Sources can be erased, if not needed (just leave the /dist directory)
In the doc directory, instructions and a Changelog can be found.
Have fun
Ale
I'm sorry. I was referring to an instruction modifying the next one to be executed. Although it has defined results, it doesn't do what one might expect because the hardware has already fetched the instruction before the changed instruction is written. This would work differently on the debugger than with the real Propeller, but I would not complicate or slow down the debugger to implement this like the hardware. I'd simply document it as discouraged and likely to change with future hardware versions.
The case of an instruction modifying itself would be performed properly by the debugger as I've outlined it since the original instruction is modified properly.

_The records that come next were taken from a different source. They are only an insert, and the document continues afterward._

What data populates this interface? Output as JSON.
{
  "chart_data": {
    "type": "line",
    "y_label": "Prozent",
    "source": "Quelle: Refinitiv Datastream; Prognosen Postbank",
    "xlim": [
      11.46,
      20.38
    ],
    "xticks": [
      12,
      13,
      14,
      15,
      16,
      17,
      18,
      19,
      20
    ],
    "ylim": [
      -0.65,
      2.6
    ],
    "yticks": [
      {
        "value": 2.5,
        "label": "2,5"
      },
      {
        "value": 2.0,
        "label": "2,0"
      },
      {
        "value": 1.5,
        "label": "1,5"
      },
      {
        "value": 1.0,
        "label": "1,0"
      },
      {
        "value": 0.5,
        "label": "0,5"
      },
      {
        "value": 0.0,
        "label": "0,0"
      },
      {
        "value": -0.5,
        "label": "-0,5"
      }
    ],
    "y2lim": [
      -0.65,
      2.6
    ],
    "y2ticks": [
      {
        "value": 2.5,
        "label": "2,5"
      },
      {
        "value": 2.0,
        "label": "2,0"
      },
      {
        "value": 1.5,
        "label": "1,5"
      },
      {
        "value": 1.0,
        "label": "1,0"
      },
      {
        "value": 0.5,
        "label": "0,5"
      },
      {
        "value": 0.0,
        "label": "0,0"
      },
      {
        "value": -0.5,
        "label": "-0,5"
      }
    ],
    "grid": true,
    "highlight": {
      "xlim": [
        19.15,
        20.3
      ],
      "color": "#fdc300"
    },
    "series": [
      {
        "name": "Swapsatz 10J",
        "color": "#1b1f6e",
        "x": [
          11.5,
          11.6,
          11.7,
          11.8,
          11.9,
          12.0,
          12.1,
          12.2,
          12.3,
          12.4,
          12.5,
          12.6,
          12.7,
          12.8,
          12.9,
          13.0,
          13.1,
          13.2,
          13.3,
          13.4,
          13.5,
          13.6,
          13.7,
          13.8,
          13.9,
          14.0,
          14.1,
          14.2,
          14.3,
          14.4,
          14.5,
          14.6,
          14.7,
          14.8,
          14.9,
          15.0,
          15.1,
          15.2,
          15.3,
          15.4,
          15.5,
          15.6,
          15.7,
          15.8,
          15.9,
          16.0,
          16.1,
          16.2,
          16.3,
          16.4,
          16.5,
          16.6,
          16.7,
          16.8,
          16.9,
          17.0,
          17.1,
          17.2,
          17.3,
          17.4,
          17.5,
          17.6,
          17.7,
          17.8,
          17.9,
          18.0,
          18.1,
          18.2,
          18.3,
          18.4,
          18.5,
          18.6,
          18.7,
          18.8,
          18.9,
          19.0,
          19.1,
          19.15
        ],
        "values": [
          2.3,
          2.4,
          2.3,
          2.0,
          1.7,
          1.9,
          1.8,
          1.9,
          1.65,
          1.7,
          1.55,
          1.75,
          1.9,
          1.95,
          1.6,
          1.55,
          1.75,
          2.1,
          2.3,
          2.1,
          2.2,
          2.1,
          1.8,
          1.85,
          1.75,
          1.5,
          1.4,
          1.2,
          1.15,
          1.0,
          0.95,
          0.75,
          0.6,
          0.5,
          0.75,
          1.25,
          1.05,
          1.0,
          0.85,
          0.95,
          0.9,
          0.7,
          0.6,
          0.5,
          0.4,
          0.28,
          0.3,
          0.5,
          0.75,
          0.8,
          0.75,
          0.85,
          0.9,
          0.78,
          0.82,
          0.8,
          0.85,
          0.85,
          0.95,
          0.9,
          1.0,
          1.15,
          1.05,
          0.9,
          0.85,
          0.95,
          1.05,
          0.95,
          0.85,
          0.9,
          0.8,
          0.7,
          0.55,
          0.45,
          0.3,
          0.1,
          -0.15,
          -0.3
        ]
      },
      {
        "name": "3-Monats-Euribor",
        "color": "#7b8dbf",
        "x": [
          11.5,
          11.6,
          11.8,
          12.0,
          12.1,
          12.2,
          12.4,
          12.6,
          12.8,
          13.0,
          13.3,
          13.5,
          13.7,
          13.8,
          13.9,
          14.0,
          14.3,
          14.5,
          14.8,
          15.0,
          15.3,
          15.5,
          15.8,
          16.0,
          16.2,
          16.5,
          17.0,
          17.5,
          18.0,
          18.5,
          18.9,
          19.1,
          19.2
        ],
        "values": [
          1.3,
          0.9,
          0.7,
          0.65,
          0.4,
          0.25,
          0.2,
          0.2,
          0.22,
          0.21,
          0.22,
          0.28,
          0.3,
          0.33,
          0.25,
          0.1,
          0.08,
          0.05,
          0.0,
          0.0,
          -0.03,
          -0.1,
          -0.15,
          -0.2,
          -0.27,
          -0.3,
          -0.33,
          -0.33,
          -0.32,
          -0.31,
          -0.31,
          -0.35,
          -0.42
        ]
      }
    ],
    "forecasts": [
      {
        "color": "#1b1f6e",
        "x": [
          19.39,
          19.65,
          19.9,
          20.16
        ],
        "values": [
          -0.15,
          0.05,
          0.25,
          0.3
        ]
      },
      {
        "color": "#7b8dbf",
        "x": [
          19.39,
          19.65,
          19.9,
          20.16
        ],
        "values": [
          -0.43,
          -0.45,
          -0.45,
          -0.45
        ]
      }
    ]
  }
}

Andy's (Ariba's) "PASD" tool is just fabulous! His tool even manages to parse the .SPIN file so that you can step you ASM code at the source level, and see the labels associated with cog RAM locations. I'm working to help him translate his documentation into English, so hopefully a public release will be forthcoming soon.
I go to the site and see:
Download: noch nicht m
Andy has not posted the download publicly yet. He wanted to get a good English translation of the documentation done before releasing. He sent me a pre-release so I could help translate the documentation and do some bug testing. The current release is very usable, and I wrote/translated about 1/3rd of the manual tonight, so a public release is probably not too far away.